Do you know what you want your brand to be? Is your current brand truly unique, or is it an odd collage of what you think will get your products sold? If your answer is yes, then it’s an overactive compilation of elements that clash. And that’s the problem with hyperbranding. All this achieves is a muddled mess that appeals to no one. This applies not only to visual branding but also to the copywriting used in promotion. Better branding is what you need.
This doesn’t mean that all brands need to opt for a stripped-down look and feel, but simplifying what you want from your brand will make things easier for everyone. Think of a brand as a house, it needs a good foundation, structure, and cohesive design. McMansions are commercial houses that are low quality and often mix architectural styles without creating a cohesive style. The end result is a monstrosity that is supposed to evoke wealth. Hyperbrands are a little bit of everything. They borrow color schemes, fonts, icons, and elements to create something that is completely outrageous. They are the McMansions of branding.
How can you stop yourself from falling into this trap? McMansions suffer in the real estate market because they are hard to sell. They are impractical, too large, and are too expensive for their value. No brand should be put into those categories. When McMansions are sold, a large number of them are bulldozed so new structures can be built. Does this mean that your brand needs to start from scratch instead of undergoing a light rebranding? It depends. Some houses can be remodeled, but in some cases, starting with a blank canvas is the best option.
Always look for a professional when you need help. Branding experts exist for a reason.
Lines are the simplest event of design. Every design is made up of harmonious lines that create shapes. The negative space around them is just as important for balance. It is often underused and misunderstood during the creation of visual hyperbrands. Not only should every element have a purpose, but each element should be able to work together. A jumbled design will be obvious because of the lack of cohesion. The most abstract aspect of design is color. It creates contrast and emotion. Yet, if there is a busy design and the colors are too stark, it can create a visually confusing design.

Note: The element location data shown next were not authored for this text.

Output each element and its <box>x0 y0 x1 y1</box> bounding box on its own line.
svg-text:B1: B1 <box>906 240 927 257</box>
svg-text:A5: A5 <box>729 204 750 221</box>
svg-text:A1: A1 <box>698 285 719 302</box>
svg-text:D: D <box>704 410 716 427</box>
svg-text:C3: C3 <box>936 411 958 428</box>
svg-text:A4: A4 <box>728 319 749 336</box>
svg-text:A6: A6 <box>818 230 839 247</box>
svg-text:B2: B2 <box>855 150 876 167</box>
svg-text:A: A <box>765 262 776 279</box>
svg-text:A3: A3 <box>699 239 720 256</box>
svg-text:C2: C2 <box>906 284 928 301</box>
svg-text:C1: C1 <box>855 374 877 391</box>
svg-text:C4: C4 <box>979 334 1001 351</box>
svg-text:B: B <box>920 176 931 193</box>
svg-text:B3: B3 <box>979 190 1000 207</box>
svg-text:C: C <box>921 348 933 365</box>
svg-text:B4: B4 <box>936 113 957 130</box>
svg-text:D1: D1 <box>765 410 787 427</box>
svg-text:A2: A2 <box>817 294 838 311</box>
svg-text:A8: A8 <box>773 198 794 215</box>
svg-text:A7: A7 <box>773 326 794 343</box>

When there is too much invested in a brand design, it can become too complex. Not all elements should be sentimental or have a secondary meaning. Sometimes, a line is best left as a line rather than something that must be tweaked to represent something else. You might want your brand to be opulent and luxurious so you’d excessively use all the elements that you associate with luxury to try to drive home your point. Instead, it will do the opposite.